The central banks of Indonesia and Singapore have announced a QR code scheme that will push quick and easy cross-border payments towards being a widespread reality. The project is a sign of growing economic integration in the ASEAN [Association of Southeast Asian Nations] region that will accelerate cashless payments as well as financial inclusion.

The project, which was announced at the end of August, intends to link the QR code schemes of Singapore and Indonesia so that individuals can pay from their home accounts while visiting the other country. At the same time businesses will be able to expand their customer base by being able to accept payments via QR codes from another country.

The payments link is expected to be launched in the second half of 2023 and will mean Indonesia’s QRIS standard and Singapore’s NETS QR codes will be accepted in the other country. Singaporeans, for example, who have a NETS account at home will be able to use their usual app to scan the code and pay when visiting Indonesia, and vice versa. And Indonesian merchants will be easily able to accept payments from Singaporeans who are visiting their country.

Using the smartphone app, a user can scan the merchant’s QR code with their phone – which reads the necessary transaction data – which then automatically enables the payment to go from their account. It is an alternative payment form to plastic cards and contactless payments that rely on tapping the card or smartphone against a device that reads information from a chip.

In a statement announcing the project, the central banks said that this payment connectivity between Indonesia and Singapore will empower individuals and businesses, particularly micro, small and medium enterprises, to conduct their cross-border trade, e-commerce and financial activities more efficiently. It will also support tourism growth as travel resumes in the post-pandemic era.

As travel returns to pre-pandemic levels, this ease of cross-border commerce is expected to provide a boost to the local economies.

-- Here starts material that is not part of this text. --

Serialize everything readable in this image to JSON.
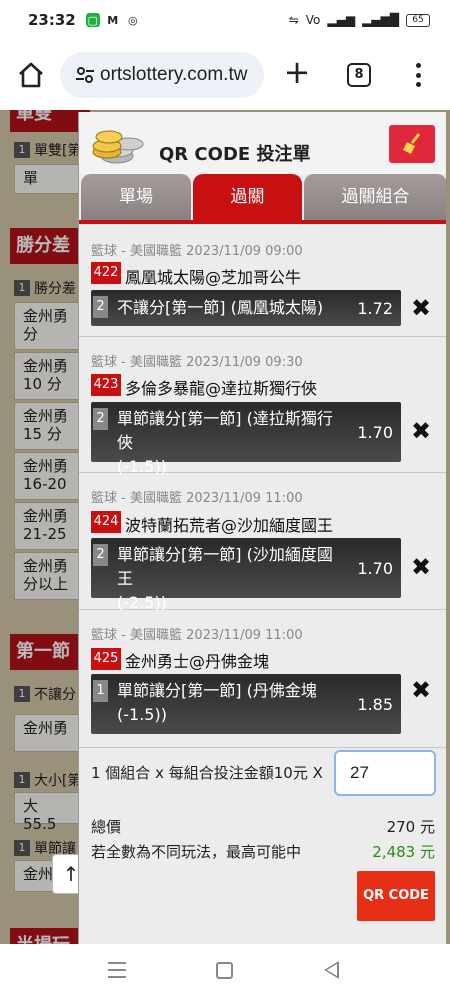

The central banks estimate this year there will be approximately two million people arriving in Indonesia from Singapore, and three million from Indonesia arriving in Singapore. No longer will those travellers have to maintain separate accounts or convert money into cash for purchases in the country they are visiting.

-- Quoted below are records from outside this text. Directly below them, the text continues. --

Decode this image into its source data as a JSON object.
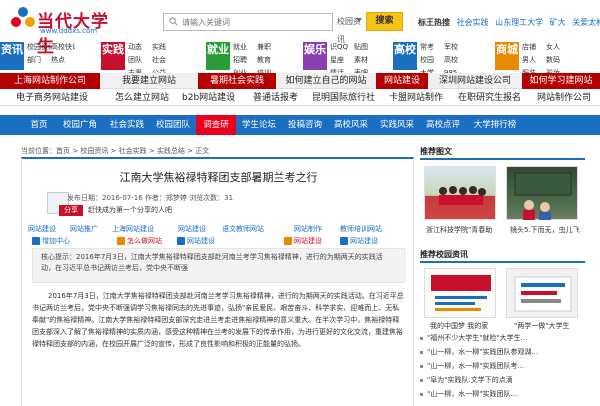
{
  "header": {
    "logo_title": "当代大学生",
    "logo_url": "www.dddxs.com",
    "search_placeholder": "请输入关键词",
    "search_scope": "校园资讯",
    "search_button": "搜索",
    "tag_label": "标王热搜",
    "tags": [
      "社会实践",
      "山东理工大学",
      "矿大",
      "关爱太格"
    ]
  },
  "categories": [
    {
      "tag": "资讯",
      "color": "#1a6fc1",
      "links": [
        "校园资讯",
        "高校快讯",
        "部门",
        "热点"
      ]
    },
    {
      "tag": "实践",
      "color": "#c8102e",
      "links": [
        "动态",
        "实践",
        "团队",
        "社会",
        "志愿",
        "公益"
      ]
    },
    {
      "tag": "就业",
      "color": "#2a9d3a",
      "links": [
        "就业",
        "",
        "兼职",
        "招聘",
        "教育",
        "",
        "创业",
        "培训"
      ]
    },
    {
      "tag": "娱乐",
      "color": "#8a3fb0",
      "links": [
        "识QQ",
        "贴图",
        "星座",
        "素材",
        "情话",
        "雅乐",
        "",
        "表吧"
      ]
    },
    {
      "tag": "高校",
      "color": "#1a6fc1",
      "links": [
        "常考",
        "军校",
        "校园",
        "高校",
        "新闻",
        "大学",
        "985",
        "院校"
      ]
    },
    {
      "tag": "商城",
      "color": "#e88a00",
      "links": [
        "店铺",
        "女人",
        "男人",
        "数码",
        "资讯",
        "服装",
        "彩妆",
        "数码"
      ]
    }
  ],
  "red_bar_1": [
    "上海网站制作公司",
    "我要建立网站",
    "暑期社会实践",
    "如何建立自己的网站",
    "网站建设",
    "深圳网站建设公司",
    "如何学习建网站"
  ],
  "grey_bar": [
    "电子商务网站建设",
    "怎么建立网站",
    "b2b网站建设",
    "普通话报考",
    "昆明国际旅行社",
    "卡盟网站制作",
    "在职研究生报名",
    "网站制作公司"
  ],
  "nav": [
    "首页",
    "校园广角",
    "社会实践",
    "校园团队",
    "调查研",
    "学生论坛",
    "投稿咨询",
    "高校风采",
    "实践风采",
    "高校点评",
    "大学排行榜"
  ],
  "breadcrumb": "当前位置：首页 > 校园资讯 > 社会实践 > 实践总结 > 正文",
  "article": {
    "title": "江南大学焦裕禄特释团支部暑期兰考之行",
    "meta": "发布日期：2016-07-16  作者：郑梦婷  浏览次数：31",
    "share": "分享",
    "share_note": "赶快成为第一个分享的人吧",
    "toolbar_1": [
      "网站建设",
      "网站推广",
      "上海网站建设",
      "网站建设",
      "语文教师网站",
      "网站制作",
      "教师培训网站"
    ],
    "toolbar_2": [
      "增加中心",
      "",
      "怎么做网站",
      "网站建设",
      "",
      "网站建设",
      "网站建设"
    ],
    "summary": "核心提示：2016年7月3日，江南大学焦裕禄特释团支部赴河南兰考学习焦裕禄精神，进行的为期两天的实践活动，在习近平总书记两访兰考后，党中央不断强",
    "body": "2016年7月3日，江南大学焦裕禄特释团支部赴河南兰考学习焦裕禄精神，进行的为期两天的实践活动。在习近平总书记两访兰考后，党中央不断强调学习焦裕禄同志的先进事迹，弘扬\"亲民爱民、艰苦奋斗、科学求实、迎难而上、无私奉献\"的焦裕禄精神。江南大学焦裕禄特释团支部深究走进兰考走进焦裕禄精神的意义重大。在半次学习中，焦裕禄特释团支部深入了解了焦裕禄精神的实质内涵，感受这种精神在兰考的发展下的传承作用，为进行更好的文化交流，重建焦裕禄特释团支部的内涵，在校园开展广泛的宣传，形成了良性影响和积极的正能量的弘扬。"
  },
  "sidebar": {
    "title_1": "推荐图文",
    "captions_1": [
      "浙江科技学院\"青春助",
      "镜头5.下而无，虫儿飞"
    ],
    "title_2": "推荐校园资讯",
    "captions_2": [
      "我的中国梦 我的家",
      "\"两学一做\"大学生"
    ],
    "list": [
      "\"福州不少大学生\"就检\"大学生...",
      "\"山一柳，水一柳\"实践团队参观湖...",
      "\"山一柳，水一柳\"实践团队考...",
      "\"阜为\"实践队:文学下的点滴",
      "\"山一柳，水一柳\"实践团队..."
    ]
  }
}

Perry Warijyo, Governor of Bank Indonesia (BI), said that payment digitalisation and cross-border payments have become a priority in ASEAN. He noted that connecting the QR schemes of the two countries “serves as a key to improving transaction efficiency, promoting digital economic and financial inclusion, and strengthening macroeconomic stability by promoting more extensive use of local currencies for bilateral transactions. Bank Indonesia believes that the initiatives mark a key milestone in strengthening bilateral financial cooperation between Singapore and Indonesia,” he said.

The Managing Director of the Monetary Authority of Singapore (MAS), Ravi Menon, also noted that this connectivity project is a milestone in achieving payments integration in the region and will support the “vibrant cross-border trade corridors within the region”.

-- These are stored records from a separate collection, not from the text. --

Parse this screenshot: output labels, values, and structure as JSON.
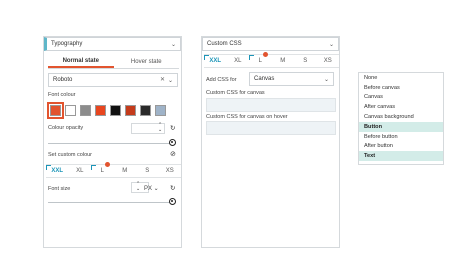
{
  "left_panel": {
    "group_select": "Typography",
    "tabs": [
      "Normal state",
      "Hover state"
    ],
    "font_select": "Roboto",
    "font_colour_label": "Font colour",
    "swatches": [
      "#e2542f",
      "#ffffff",
      "#8c8c8c",
      "#e8461f",
      "#111111",
      "#c43b1b",
      "#2a2a2a",
      "#9fb3c8"
    ],
    "opacity_label": "Colour opacity",
    "custom_colour_label": "Set custom colour",
    "breakpoints": [
      "XXL",
      "XL",
      "L",
      "M",
      "S",
      "XS"
    ],
    "font_size_label": "Font size",
    "unit": "PX"
  },
  "mid_panel": {
    "group_select": "Custom CSS",
    "breakpoints": [
      "XXL",
      "XL",
      "L",
      "M",
      "S",
      "XS"
    ],
    "add_css_label": "Add CSS for",
    "add_css_value": "Canvas",
    "custom_css_canvas": "Custom CSS for canvas",
    "custom_css_hover": "Custom CSS for canvas on hover"
  },
  "right_panel": {
    "options": [
      "None",
      "Before canvas",
      "Canvas",
      "After canvas",
      "Canvas background",
      "Button",
      "Before button",
      "After button",
      "Text"
    ],
    "highlighted": [
      "Button",
      "Text"
    ]
  },
  "colors": {
    "accent": "#e2542f",
    "brand": "#1c95b8",
    "highlight": "#d3ece8"
  }
}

Also, MAS and BI announced a memorandum of understanding (MOU) between the two countries to promote the use of local currencies for bilateral transactions, which is also part of a wider ASEAN goal of increasing financial integration for trade and investment. For companies, it will help them reduce their FX exposure when conducting cross-border transactions.

Menon commented that this use of local currencies complements the QR payments connectivity and will “further facilitate the settlement of bilateral transactions between Singapore and Indonesia in their respective local currencies.”